Last Updated: Wednesday, December 19, 2007 | 2:47 PM ET

A former convenience store owner was charged Wednesday with stealing a winning lottery ticket and fraudulently claiming $5.7 million in prize money.

Ontario Provincial Police charged 60-year-old Hafiz Zulqarnain Malik, of Mississauga, Ont., with two counts of fraud and one count of theft. Additionally, about $5 million worth of his assets were seized or frozen by police, including his Mississauga home, bank and investment accounts and three vehicles.

Lottery customers are advised to sign the backs of their tickets to prevent potential fraud.Lottery customers are advised to sign the backs of their tickets to prevent potential fraud.
(Robin Rowland/CBC)

Malik, at the time operating a convenience store in Toronto, allegedly stole the ticket from a group of four Toronto co-workers in June 2004. He cashed it six months later, in January 2005.

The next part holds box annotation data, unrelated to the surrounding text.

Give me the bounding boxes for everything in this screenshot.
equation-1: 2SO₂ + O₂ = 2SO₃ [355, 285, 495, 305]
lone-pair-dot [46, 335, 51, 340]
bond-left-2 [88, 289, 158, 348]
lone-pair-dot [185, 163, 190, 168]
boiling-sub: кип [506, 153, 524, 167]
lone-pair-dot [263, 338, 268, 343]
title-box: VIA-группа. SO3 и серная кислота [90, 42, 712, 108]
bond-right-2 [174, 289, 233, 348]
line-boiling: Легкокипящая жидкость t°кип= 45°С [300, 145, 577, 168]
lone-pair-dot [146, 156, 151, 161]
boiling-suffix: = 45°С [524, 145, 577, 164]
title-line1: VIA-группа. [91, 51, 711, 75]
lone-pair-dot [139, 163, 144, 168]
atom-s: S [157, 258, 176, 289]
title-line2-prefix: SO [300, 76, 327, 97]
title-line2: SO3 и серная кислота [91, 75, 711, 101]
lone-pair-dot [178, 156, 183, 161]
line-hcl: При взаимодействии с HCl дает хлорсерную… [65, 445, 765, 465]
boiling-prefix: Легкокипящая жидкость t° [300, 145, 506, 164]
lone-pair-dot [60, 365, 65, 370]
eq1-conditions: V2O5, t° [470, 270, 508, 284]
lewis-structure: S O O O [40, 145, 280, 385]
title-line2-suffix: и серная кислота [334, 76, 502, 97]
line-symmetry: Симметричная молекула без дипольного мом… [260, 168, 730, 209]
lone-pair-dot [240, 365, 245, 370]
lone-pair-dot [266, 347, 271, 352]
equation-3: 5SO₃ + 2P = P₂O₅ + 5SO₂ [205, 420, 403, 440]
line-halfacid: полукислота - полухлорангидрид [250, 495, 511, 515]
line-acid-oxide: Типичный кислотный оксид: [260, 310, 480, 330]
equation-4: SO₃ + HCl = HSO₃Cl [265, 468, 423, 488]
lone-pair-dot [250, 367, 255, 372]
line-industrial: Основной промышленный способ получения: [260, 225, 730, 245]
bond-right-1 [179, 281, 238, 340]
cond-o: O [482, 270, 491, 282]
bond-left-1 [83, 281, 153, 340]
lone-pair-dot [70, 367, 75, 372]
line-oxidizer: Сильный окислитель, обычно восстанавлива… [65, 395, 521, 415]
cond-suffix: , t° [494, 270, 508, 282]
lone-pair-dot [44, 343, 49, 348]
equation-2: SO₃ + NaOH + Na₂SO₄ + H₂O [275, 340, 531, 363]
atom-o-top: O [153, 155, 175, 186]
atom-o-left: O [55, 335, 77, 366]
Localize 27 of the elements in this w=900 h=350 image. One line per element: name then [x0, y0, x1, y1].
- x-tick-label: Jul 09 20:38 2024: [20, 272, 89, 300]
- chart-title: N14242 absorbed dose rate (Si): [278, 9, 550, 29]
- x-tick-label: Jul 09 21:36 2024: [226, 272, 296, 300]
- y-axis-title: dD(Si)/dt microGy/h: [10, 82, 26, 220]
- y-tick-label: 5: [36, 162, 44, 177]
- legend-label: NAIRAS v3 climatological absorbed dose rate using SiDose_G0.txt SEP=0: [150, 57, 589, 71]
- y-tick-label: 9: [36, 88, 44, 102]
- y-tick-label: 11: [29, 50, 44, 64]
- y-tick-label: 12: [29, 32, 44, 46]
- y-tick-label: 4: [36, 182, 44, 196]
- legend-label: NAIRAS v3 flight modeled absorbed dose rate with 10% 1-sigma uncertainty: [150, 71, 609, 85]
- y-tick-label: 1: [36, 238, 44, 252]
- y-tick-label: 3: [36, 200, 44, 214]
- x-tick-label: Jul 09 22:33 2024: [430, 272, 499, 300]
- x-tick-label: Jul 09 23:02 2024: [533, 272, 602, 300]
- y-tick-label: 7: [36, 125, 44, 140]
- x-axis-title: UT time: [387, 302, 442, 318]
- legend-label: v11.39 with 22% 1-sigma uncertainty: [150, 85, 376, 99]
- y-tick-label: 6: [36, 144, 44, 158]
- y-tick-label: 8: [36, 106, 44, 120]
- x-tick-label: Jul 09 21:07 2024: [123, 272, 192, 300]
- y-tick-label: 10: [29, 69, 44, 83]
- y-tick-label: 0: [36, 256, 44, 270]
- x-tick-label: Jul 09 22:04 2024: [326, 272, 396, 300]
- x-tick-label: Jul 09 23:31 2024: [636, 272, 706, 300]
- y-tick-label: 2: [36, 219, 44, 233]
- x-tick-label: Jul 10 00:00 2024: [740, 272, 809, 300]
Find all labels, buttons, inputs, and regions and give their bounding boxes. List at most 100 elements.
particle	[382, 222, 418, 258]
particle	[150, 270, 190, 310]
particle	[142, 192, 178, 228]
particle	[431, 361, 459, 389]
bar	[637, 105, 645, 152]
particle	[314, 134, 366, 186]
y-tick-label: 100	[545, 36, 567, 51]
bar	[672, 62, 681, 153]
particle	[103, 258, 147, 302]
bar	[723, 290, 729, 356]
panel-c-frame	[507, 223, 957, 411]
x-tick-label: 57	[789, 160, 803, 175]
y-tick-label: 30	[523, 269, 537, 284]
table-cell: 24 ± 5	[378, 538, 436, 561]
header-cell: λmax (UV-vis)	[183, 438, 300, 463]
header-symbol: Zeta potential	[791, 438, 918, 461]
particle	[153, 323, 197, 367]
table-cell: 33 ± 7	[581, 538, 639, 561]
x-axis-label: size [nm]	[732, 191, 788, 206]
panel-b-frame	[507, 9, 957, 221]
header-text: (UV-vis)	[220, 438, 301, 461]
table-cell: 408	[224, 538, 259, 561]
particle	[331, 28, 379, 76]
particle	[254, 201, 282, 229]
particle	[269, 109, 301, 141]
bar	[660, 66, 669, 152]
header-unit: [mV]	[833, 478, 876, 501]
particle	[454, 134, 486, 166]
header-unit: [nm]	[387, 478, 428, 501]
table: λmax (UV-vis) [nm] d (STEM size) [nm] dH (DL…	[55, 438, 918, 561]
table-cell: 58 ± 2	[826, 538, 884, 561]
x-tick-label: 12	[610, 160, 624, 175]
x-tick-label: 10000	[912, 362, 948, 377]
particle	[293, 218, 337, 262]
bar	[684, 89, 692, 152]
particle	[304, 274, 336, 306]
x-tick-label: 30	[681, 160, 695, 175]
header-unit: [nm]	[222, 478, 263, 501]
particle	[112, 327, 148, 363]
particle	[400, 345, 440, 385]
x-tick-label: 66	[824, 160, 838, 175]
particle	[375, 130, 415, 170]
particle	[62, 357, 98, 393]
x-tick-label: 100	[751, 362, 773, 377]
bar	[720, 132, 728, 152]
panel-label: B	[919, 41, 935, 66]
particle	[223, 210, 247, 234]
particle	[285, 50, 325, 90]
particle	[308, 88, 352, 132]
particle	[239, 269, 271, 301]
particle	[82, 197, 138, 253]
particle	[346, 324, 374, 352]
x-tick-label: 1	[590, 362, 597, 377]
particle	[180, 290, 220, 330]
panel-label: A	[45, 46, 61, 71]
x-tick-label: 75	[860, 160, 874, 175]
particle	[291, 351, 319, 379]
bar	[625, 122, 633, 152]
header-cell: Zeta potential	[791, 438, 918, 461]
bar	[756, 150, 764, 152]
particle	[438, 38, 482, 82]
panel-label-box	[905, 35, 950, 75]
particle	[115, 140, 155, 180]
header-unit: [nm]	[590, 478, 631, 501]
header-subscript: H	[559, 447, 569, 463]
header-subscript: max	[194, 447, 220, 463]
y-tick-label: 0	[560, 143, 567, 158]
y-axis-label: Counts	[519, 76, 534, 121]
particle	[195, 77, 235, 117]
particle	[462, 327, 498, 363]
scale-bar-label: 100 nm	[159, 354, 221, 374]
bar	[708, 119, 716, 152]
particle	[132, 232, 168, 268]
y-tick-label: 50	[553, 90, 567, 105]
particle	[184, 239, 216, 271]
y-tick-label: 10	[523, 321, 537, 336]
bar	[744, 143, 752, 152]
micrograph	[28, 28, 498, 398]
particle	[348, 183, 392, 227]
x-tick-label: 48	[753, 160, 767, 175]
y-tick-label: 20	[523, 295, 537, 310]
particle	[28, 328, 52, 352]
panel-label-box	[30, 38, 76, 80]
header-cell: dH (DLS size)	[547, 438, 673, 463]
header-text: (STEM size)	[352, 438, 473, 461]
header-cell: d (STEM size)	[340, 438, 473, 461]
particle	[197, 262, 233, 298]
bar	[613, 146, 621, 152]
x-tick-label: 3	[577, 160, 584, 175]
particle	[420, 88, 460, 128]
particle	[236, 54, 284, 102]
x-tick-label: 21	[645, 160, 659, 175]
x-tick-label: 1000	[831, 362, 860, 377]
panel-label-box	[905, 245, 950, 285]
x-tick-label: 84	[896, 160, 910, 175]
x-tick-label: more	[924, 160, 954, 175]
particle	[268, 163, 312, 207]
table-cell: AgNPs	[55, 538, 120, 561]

At a news conference in Toronto Wednesday, OPP Chief Supt. Bob Goodall said Malik defrauded the real winners when they "simply entrusted him with the validation of a lottery ticket."

Malik was to appear in court Wednesday for a bail hearing.

The charges were the result of an investigation launched in July, following a complaint to the Ontario Lottery and Gaming Corporation, said lead investigator Det. Insp. Paul Beesley.

The charges against Malik are part of a "broader OPP investigation into fraudulent Ontario lottery game prize claims by Ontario lottery retailers and employees. The investigation focuses on 'insider wins' between 1999 and 2006," said the police news release.

Beesley said police were still investigating four other lottery-related cases that involved large amounts of money.

The charges come months after Ontario's ombudsman slammed the Ontario Lottery Corporation for ignoring allegations of widespread fraud by retailers who were winning a statistically improbable number of prizes.

In his report, Andre Marin accused the corporation of "coddling" ticket sellers and playing "games" with customers who complained they had been cheated of their jackpots.

Scandal prompted probes, changes across country

Marin said confidence in Ontario's lottery system was shattered because the corporation lost sight of its obligation to the public in a desire to maintain a good relationship with retailers.

The scandal broke in October 2006, when it was revealed 78-year-old Bob Edmonds of Coboconk was cheated out of $250,000 in winnings by a lottery retailer.

The Ontario scandal has prompted similar investigations — and changes in procedures — at lottery corporations across the country.

The OLG's chief executive officer, Kelly McDougald, was scheduled to hold a news conference later Wednesday.